|  Por gustavo mehl

Adiado o julgamento da federalização do assassinato de Manoel Mattos

STJ remarcou para o dia 8 de setembro. Anistia Internacional lança nota pedindo a federalização dos crimes atribuídos a grupos de extermínio em PE e PB;  Justiça Global e Dignitatis intensificam campanha de cartas e divulgam petição online

O Superior Tribunal de Justiça adiou novamente o julgamento da federalização do assassinato do advogado Manoel Mattos e de outros crimes atribuídos a grupos de extermínio na fronteira entre Pernambuco e Paraíba. O julgamento foi  remarcado para o dia 8 de setembro.

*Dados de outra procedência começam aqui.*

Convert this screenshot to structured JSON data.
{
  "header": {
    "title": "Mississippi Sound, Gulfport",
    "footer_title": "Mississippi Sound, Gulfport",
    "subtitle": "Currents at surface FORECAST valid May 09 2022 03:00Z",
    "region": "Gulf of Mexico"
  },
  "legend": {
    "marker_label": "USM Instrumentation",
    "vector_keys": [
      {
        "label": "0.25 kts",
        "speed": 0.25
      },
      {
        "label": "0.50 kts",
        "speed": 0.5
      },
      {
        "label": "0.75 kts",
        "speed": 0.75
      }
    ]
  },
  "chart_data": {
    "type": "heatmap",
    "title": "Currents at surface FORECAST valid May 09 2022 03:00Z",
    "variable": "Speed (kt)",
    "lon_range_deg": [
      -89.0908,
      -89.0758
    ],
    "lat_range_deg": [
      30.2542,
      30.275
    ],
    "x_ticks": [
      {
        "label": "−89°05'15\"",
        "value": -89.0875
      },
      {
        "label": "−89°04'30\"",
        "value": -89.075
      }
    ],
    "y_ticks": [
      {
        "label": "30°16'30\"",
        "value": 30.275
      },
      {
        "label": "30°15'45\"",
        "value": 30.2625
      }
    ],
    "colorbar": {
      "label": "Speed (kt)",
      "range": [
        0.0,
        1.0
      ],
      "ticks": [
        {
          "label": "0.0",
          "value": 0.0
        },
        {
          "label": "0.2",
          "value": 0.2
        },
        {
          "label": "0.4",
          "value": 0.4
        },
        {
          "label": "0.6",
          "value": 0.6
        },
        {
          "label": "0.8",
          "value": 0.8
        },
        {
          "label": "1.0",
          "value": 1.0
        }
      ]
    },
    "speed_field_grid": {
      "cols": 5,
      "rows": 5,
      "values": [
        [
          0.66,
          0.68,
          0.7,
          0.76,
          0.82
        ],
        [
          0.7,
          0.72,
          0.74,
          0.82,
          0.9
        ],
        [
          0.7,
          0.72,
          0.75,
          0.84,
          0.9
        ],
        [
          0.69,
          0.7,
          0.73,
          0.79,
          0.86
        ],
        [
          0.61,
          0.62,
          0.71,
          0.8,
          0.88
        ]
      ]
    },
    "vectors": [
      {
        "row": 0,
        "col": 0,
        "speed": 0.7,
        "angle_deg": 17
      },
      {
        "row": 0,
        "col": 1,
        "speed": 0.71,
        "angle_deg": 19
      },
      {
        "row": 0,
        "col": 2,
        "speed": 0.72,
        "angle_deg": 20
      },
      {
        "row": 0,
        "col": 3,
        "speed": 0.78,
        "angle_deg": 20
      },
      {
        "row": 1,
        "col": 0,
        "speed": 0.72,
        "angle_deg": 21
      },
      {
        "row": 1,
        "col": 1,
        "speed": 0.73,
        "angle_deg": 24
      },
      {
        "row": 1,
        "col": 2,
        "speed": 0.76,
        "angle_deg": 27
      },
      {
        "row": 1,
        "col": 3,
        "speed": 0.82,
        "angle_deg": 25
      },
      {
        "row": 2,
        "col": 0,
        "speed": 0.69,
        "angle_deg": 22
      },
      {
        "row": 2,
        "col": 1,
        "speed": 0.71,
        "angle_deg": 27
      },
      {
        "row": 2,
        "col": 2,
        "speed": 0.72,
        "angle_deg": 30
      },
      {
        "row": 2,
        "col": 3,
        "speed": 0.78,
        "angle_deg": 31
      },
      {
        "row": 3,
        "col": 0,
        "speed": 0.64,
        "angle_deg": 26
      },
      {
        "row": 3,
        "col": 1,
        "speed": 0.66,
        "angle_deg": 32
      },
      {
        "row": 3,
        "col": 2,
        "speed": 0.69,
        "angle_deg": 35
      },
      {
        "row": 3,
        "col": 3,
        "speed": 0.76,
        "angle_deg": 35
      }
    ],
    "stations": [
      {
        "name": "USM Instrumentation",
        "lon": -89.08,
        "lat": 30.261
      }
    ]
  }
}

A federalização, caso seja deferida, passará as investigações e processamentos judiciais para a Polícia Federal, o Ministério Público Federal e a Justiça Federal. Juristas e organizações da sociedade civil consideram a retirada do controle das autoridades locais uma medida essencial para a desarticulação dos grupos de extermínio, formados em grande parte por agentes públicos.

–> Relembre o caso

–> Entenda os argumentos jurídicos

Anistia Internacional: “julgamento histórico”

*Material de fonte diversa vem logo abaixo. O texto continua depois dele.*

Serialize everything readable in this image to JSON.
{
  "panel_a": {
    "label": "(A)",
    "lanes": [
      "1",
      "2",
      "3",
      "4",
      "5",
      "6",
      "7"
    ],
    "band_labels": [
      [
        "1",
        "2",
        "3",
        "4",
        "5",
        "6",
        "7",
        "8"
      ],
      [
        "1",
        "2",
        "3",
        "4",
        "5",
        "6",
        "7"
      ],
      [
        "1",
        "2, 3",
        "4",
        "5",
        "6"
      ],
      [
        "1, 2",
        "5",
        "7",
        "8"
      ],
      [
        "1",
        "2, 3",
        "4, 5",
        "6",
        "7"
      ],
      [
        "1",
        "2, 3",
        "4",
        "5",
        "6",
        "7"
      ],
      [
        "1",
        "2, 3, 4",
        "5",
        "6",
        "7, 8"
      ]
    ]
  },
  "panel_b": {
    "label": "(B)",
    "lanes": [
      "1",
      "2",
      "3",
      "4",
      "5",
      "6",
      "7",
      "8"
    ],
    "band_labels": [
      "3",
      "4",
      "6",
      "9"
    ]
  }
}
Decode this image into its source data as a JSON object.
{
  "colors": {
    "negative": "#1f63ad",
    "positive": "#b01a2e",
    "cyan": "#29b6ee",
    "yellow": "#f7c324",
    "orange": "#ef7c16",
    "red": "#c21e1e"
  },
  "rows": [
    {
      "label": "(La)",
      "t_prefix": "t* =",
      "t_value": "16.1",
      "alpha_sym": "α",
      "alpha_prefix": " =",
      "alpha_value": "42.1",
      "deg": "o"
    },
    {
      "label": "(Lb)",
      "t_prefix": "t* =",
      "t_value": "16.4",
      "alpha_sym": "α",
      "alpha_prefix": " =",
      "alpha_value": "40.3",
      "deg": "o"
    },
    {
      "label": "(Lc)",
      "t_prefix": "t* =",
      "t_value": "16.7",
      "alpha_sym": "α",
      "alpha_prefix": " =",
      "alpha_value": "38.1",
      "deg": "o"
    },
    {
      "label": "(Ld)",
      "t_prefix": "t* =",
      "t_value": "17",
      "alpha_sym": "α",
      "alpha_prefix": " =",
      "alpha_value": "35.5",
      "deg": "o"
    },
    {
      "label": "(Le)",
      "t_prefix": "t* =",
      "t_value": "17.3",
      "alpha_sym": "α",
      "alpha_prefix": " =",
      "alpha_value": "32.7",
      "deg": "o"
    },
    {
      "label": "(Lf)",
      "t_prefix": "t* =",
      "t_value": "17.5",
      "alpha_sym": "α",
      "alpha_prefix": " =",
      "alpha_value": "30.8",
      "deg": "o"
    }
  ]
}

Nesta semana a Anistia Internacional divulgou uma declaração em que pede a federalização do caso e classifica o julgamento no STJ como “histórico”.  “Assassinatos como o de Manoel Mattos e de outras inúmeras vítimas dos esquadrões da morte somente poderão ser tratados de maneira adequada através da federalização”, diz a nota.

–> Leia a nota da Anistia Internacional

A Justiça Global e a Dignitatis – organizações brasileiras que acompanham o caso – lançaram uma campanha de cartas para que outras organizações manifestem ao STJ apoio à federalização. Paralelamente, as organizações encabeçaram uma petição online que em três dias recebeu mais de 100 adesões.